Data Deletion Request Callback

By NeoqueenAdmin, August 4, 2022

Apps that access user data must provide a way for users to request that their data be deleted. Your app can satisfy this requirement in one of two ways:

  • Implement a Data Deletion Request Callback.
  • Provide a URL with explicit instructions for app users on how to delete their data by way of a third-party website or tool. The third-party website may be the relevant section in the application’s Privacy Policy.

If your app type is Consumer or Gaming, either the callback or the URL is required for App Review and for Live mode.

The data deletion callback is called whenever an app user removes your app and requests that you delete their data. Your app users can do this by going to their Facebook profile and clicking the Send Request button on the Settings & Privacy > Settings > Apps and Websites page.

Screenshot of app being removed via Apps and Websites page with Send Request button visible

This generates a POST with a signed request that is sent to your app. The signed request contains an app-scoped ID identifying the user making the request.

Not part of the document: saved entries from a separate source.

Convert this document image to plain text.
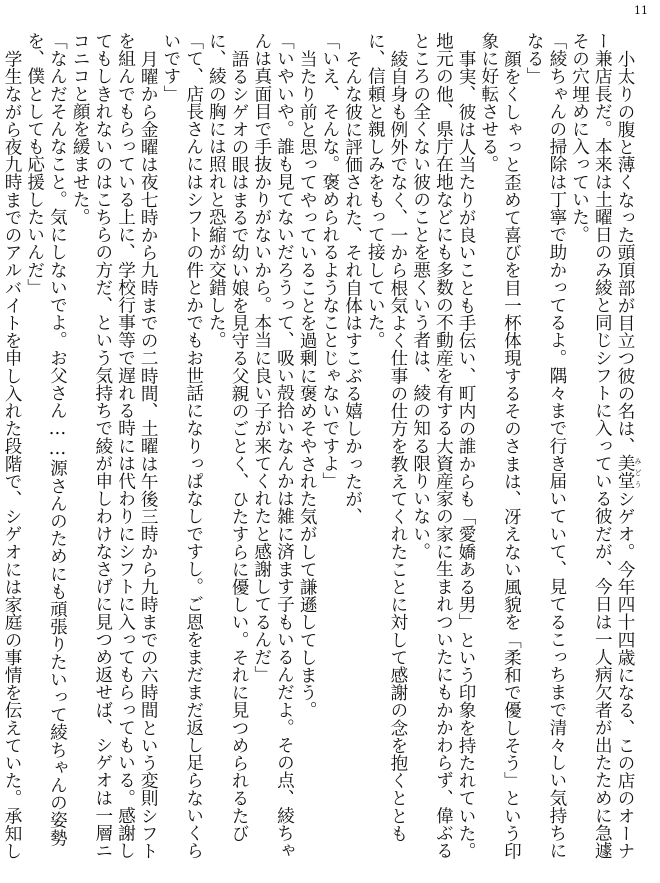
11

小太りの腹と薄くなった頭頂部が目立つ彼の名は、美堂 みどうシゲオ。今年四十四歳になる、この店のオーナー兼店長だ。本来は土曜日のみ綾と同じシフトに入っている彼だが、今日は一人病欠者が出たために急遽その穴埋めに入っていた。

「綾ちゃんの掃除は丁寧で助かってるよ。隅々まで行き届いていて、見てるこっちまで清々しい気持ちになる」

顔をくしゃっと歪めて喜びを目一杯体現するそのさまは、冴えない風貌を「柔和で優しそう」という印象に好転させる。

事実、彼は人当たりが良いことも手伝い、町内の誰からも「愛嬌ある男」という印象を持たれていた。地元の他、県庁在地などにも多数の不動産を有する大資産家の家に生まれついたにもかかわらず、偉ぶるところの全くない彼のことを悪くいう者は、綾の知る限りいない。

綾自身も例外でなく、一から根気よく仕事の仕方を教えてくれたことに対して感謝の念を抱くとともに、信頼と親しみをもって接していた。

そんな彼に評価された、それ自体はすこぶる嬉しかったが、

「いえ、そんな。褒められるようなことじゃないですよ」

当たり前と思ってやっていることを過剰に褒めそやされた気がして謙遜してしまう。

「いやいや。誰も見てないだろうって、吸い殻拾いなんかは雑に済ます子もいるんだよ。その点、綾ちゃんは真面目で手抜かりがないから。本当に良い子が来てくれたと感謝してるんだ」

語るシゲオの眼はまるで幼い娘を見守る父親のごとく、ひたすらに優しい。それに見つめられるたびに、綾の胸には照れと恐縮が交錯した。

「て、店長さんにはシフトの件とかでもお世話になりっぱなしですし。ご恩をまだまだ返し足らないくらいです」

月曜から金曜は夜七時から九時までの二時間、土曜は午後三時から九時までの六時間という変則シフトを組んでもらっている上に、学校行事等で遅れる時には代わりにシフトに入ってもらってもいる。感謝してもしきれないのはこちらの方だ、という気持ちで綾が申しわけなさげに見つめ返せば、シゲオは一層ニコニコと顔を緩ませた。

「なんだそんなこと。気にしないでよ。お父さん……源さんのためにも頑張りたいって綾ちゃんの姿勢を、僕としても応援したいんだ」

学生ながら夜九時までのアルバイトを申し入れた段階で、シゲオには家庭の事情を伝えていた。承知し
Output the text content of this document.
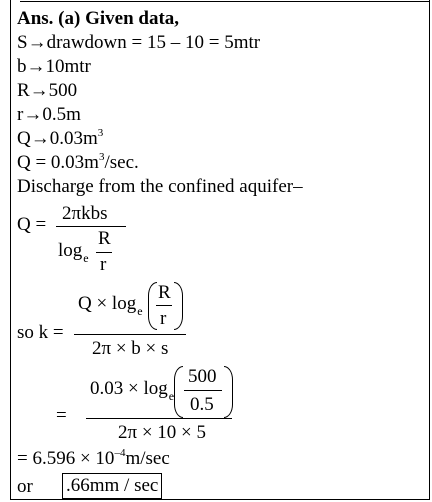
Ans. (a) Given data,
S→drawdown = 15 – 10 = 5mtr
b→10mtr
R→500
r→0.5m
$Q\to 0.03m^3$
$Q = 0.03m^3/\sec$.
Discharge from the confined aquifer–
Q =
2πkbs
$\log_e$
R
r
so k =
$Q \times \log_e$
R
r
2π × b × s
=
$0.03 \times \log_e$
500
0.5
2π × 10 × 5
= $6.596 \times 10^{-4}m/\sec$
or .66mm / sec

For an example of how to parse the request and the structure of the parsed request, see the following section.

In response to the user request, you should acknowledge receiving a user data deletion request through the technical means we provide, and provide a link and a confirmation number. The link and confirmation number must give the user access to a human-readable explanation of the status of their request, including a legitimate justification for any refusal to delete (where legitimate will vary based on jurisdiction and our case-by-case interpretation of our policy as it relates to their stated reasons).